The Road Trip part (capitalization intended here to denote something different than a regular trip by road), denotes the experience that comes from a journey with a desired destination, but not a pre-determined route and only a generalized timeline. A Road Trip is something that is more than just traveling from Point A to Point B, which is usually accomplished by taking the shortest route, the fastest route or a combination of the two; rather it is a journey. Movies like National Lampoon’s Vacation (and, European Vacation), Thelma and Louise, Harold & Kumar Go to White Castle, and (surprise!) Road Trip all capture this spirit to some effect. I suppose one might even find a more grim example of a Road Trip in the Lord of the Rings Trilogy or The Road.
“Road trips are fun when they are not planned point-to-point. As long as you have accommodation booked, that is enough. Its better not to have agendas; get as spontaneous and adventurous as you can. My friends and I went on a road trip to Goa last year. It was loads of fun as it was the first time we took off on our own without parents. To me, it was more than just a trip with friends. It showed that I could take care of myself and that I was now a grown-up, free to do what I wanted,” says Siddharth, who is doing his engineering.

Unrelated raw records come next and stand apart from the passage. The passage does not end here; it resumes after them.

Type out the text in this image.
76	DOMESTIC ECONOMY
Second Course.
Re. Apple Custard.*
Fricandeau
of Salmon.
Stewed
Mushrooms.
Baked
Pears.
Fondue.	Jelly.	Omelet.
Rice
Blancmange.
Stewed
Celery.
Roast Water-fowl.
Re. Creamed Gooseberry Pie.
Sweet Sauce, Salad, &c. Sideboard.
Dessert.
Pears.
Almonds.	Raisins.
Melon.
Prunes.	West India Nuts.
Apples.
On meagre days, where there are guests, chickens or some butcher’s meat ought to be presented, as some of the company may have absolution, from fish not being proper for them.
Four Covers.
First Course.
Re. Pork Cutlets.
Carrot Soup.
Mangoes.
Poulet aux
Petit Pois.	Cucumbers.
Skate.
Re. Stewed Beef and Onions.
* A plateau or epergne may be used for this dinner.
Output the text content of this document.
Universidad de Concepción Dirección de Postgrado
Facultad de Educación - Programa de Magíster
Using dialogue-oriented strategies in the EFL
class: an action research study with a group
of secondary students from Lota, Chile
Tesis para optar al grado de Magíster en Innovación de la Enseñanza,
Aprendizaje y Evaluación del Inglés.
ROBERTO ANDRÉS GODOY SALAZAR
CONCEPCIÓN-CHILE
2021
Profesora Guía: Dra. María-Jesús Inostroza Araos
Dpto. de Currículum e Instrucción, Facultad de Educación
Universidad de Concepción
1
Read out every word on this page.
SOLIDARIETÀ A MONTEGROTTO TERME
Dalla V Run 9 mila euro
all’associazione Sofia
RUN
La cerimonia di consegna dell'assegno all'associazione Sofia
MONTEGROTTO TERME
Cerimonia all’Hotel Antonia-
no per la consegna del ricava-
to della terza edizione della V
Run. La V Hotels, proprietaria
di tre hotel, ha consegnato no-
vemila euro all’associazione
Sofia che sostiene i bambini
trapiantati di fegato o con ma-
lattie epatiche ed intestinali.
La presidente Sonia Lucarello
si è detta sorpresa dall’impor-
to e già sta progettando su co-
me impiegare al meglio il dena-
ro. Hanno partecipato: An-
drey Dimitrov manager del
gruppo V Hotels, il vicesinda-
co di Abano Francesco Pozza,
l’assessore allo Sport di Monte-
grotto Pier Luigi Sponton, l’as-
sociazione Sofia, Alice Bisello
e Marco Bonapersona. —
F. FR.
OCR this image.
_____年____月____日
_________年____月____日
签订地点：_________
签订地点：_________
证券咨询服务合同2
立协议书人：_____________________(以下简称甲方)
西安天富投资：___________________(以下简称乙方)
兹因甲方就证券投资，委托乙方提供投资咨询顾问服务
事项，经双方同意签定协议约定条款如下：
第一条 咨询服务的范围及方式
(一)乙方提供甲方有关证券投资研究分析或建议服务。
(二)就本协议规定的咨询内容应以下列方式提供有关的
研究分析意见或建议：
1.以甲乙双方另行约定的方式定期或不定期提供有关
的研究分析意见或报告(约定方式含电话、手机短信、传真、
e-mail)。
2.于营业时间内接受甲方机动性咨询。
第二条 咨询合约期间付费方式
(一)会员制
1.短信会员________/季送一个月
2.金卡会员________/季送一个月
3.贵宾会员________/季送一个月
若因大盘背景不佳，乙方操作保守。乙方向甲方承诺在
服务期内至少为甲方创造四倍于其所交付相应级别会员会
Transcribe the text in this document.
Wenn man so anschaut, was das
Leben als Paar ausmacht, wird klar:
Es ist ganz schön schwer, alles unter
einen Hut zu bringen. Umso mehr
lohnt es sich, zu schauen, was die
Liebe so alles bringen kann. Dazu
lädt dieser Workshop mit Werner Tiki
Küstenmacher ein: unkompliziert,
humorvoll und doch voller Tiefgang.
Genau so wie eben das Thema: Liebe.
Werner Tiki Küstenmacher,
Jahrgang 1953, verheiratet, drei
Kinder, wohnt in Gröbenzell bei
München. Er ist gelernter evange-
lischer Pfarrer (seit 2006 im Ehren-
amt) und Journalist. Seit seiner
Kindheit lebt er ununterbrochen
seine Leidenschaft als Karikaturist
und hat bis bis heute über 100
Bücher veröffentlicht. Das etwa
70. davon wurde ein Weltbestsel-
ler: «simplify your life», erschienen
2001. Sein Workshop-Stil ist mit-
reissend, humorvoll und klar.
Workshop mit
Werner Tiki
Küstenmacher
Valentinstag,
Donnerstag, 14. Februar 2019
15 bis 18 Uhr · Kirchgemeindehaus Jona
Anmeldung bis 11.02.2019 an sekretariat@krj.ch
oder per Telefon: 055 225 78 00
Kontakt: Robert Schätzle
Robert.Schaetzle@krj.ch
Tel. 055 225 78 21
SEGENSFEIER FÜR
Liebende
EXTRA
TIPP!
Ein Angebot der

Chance favours the prepared mind
“Road-tripping is a great way to bond with the people you are travelling with and I would strongly recommend it to people. It not only makes you appreciate yourself as an individual but is an amazing experience as you get to meet new people, know different cultures and sample different cuisines. I can never forget biking on sleet, riding though torrential rains, gobbling hot rotis at dhabas, the beautiful snow-capped mountains and guy talk with friends on the trip,” says Dheeraj, who recently went to Ladakh.
all is not hunky dory during these trips. You have to be way about accidents and mishaps. And, realise that freedom comes with responsibility. Says Arjun: “I had borrowed my friend’s bike for the trip, and though it looked good, it gave problems on the foothills of Kodaikanal and we couldn’t do the climb. Being a weekend, there were no mechanics. It helps to know your machine. A passion for road-tripping is not enough. You need to be equipped to take care of yourself also.”
Here, the story parallel is about being prepared. Know evaluation methods, know how to build and sustain relationships and to deal with conflict. A high tolerance for ambiguity and the flexibility to adapt is also important. Knowing a little about systems thinking and complexity doesn’t hurt either. Developmental evaluation is not healthy for those who need a high degree of predictability, are not flexible in their approach, and adhere to rigid timelines. Complex systems collapse under rigid boundary conditions and do evaluators working with such restrictions in developmental contexts.
So why do people do it? “Well, my memories of my favourite road trip were an injured leg, chocolates, beautiful photographs and a great sense of fulfilment,” recalls Arjun.
It is youngsters like these who have transformed road-tripping from just a hobby to an art.
After all, friendship and travel is a potent combination that you can’t say no to.